West Hertfordshire Hospitals NHS Trust provides acute healthcare services to a core catchment population of approximately half a million people living in West Hertfordshire and the surrounding area. The trust also provides a range of more specialist services to a wider population, serving residents of North London, Bedfordshire, Buckinghamshire and East Hertfordshire.
This was the third comprehensive inspection of the trust. The trust was rated as inadequate overall and was placed into special measures in September 2015. The last inspection took place in September 2016, where the trust and was rated requires improvement overall. It remained in special measures.
Part of the inspection was announced taking place from 30 August 2017 to 1 September 2017 during which time Watford General Hospital, St Alban’s City Hospital and Hemel Hempstead General Hospital were all inspected.
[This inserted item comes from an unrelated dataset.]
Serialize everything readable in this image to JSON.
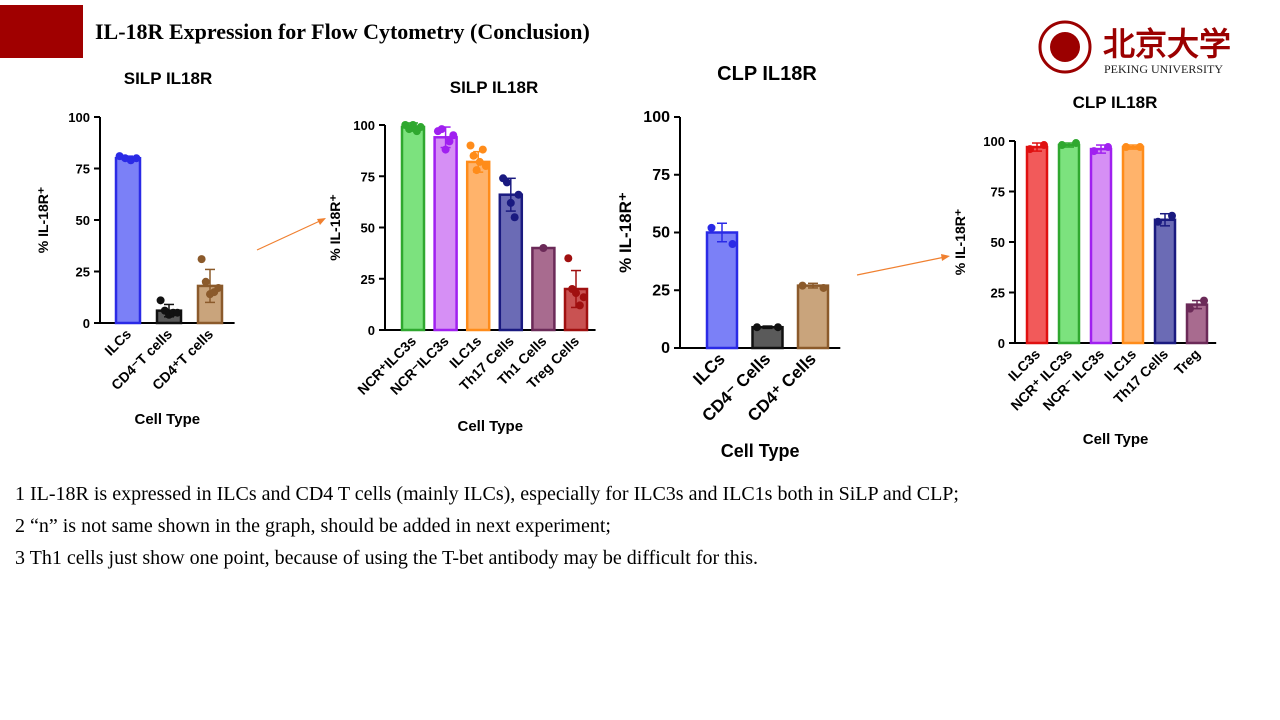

At Hemel Hempstead Hospital, we inspected and rated the core services of the urgent care centre, outpatients and diagnostic imaging. At the previous inspection in September 2016, the hospital was rated inadequate overall. However, since then the one service that had heavily contributed to this rating had been taken over by another trust and therefore was not inspected on this occasion.
At this latest inspection, we rated Hemel Hempstead General Hospital as requires improvement overall. We rated the urgent care centre (UCC) as requires improvement and outpatients and diagnostics services as good. For the five key questions that we inspect and rate, we rated safe, effective and well-led as requires improvement. Caring and responsive was rated as good overall. This was an improvement.
There were areas of practice where the trust needs to make improvements:
- We found risks that we had identified at previous inspections did not feature on the risk register both in the urgent care centre and outpatient and diagnostics services.
- Not all staff working in clinics that saw children had the appropriate level of safeguarding training. This was raised as an issue during the inspection in September 2016.
- There were no seven-day outpatient services provided at the time of inspection. Some ad-hoc Saturday clinics had been provided, but this had not taken place since March 2017. There were no plans to introduce evening or weekend clinics.
- Friends and Family test scores for outpatient services across the trust were worse than the England average from January to June 2017. This had improved in July 2017.
- Five out of 16 specialties were not meeting the England overall performance for patients being seen within 18 weeks of referral.
- We could not be assured that the service was fulfilling its mandatory duty to report cases of female genital mutilation (FGM) as all staff we spoke with were unaware of the trust policy on identifying and assessing the risk of FGM.
- Hand hygiene and environmental infection control audits were not carried out in the phlebotomy department.
However, there were areas of good practice:
- There had been several improvements in assessing and responding to patient risk. All patients were now assessed by a triage nurse, usually within 20 minutes of arrival. This compared well to our last inspection when patients were waiting up to two hours for an initial clinical assessment.
- We observed staff maintaining patients’ privacy, dignity and confidentiality. They demonstrated empathy towards patients who were in pain or distressed and were skilled in providing reassurance and comfort.
- Almost all patients (99%) were treated, discharged or transferred within four hours, with an average time to treatment of 27 minutes.
Importantly, the trust must:
- Ensure that systems and processes are in place to monitor and review key aspects of performance (for example patient waiting times) to identify areas for improvement.
- Ensure there are processes in place to monitor arrival time to initial clinical assessment for all patients.
- Develop an audit process in the UCC to monitor compliance to protocols/pathways in line with other areas of the unscheduled care division.
- Implement arrangements for identifying, recording and managing risks, issues and mitigating actions.
- Ensure that all staff caring for patients under 18 years of age complete safeguarding children level 3 training.
- Ensure staff in outpatient services are aware of the trust policy and fulfil the mandatory reporting duty for cases of female genital mutilation.
- Monitor compliance with hand hygiene and environmental infection control in the phlebotomy department.
- Ensure staff within the radiology department are up-to-date on fire and evacuation training.
- Ensure that all risks relating to outpatient services are identified, recorded and managed on the departmental risk register.
In addition the trust should:
- Consider the roles and responsibilities of the rotational leadership role with regards to defined responsibilities and consider devising a job description.
- Consider the UCC, as part of the unscheduled care division, featuring in the current strategy document.
- Consider decontaminating reusable naso-endoscopes in a washer-disinfector at the end of each clinic, to meet Department of Health Technical Memorandum (HTM) 01-06 best practice.
- Consider providing outpatient services at evenings and weekends.
- Ensure staff are up to date with Mental Capacity Act (MCA) 2005 and Deprivation of Liberty Safeguards (DOLS) training.
- To consider patients across all specialties are seen within 18 weeks of referral.
- Consider using electronic systems to flag patients with mobility issues, dementia or a learning disability so that arrangements can be made in advance to meet their needs.
- Consider using hearing loop systems across the department.
- Consider ways of improving communication between divisions within outpatient services.
- Consider how effective clinical leadership is at UCC in circumstances where the matron was also responsible for a neighbouring emergency department and a minor injuries unit that was several miles away.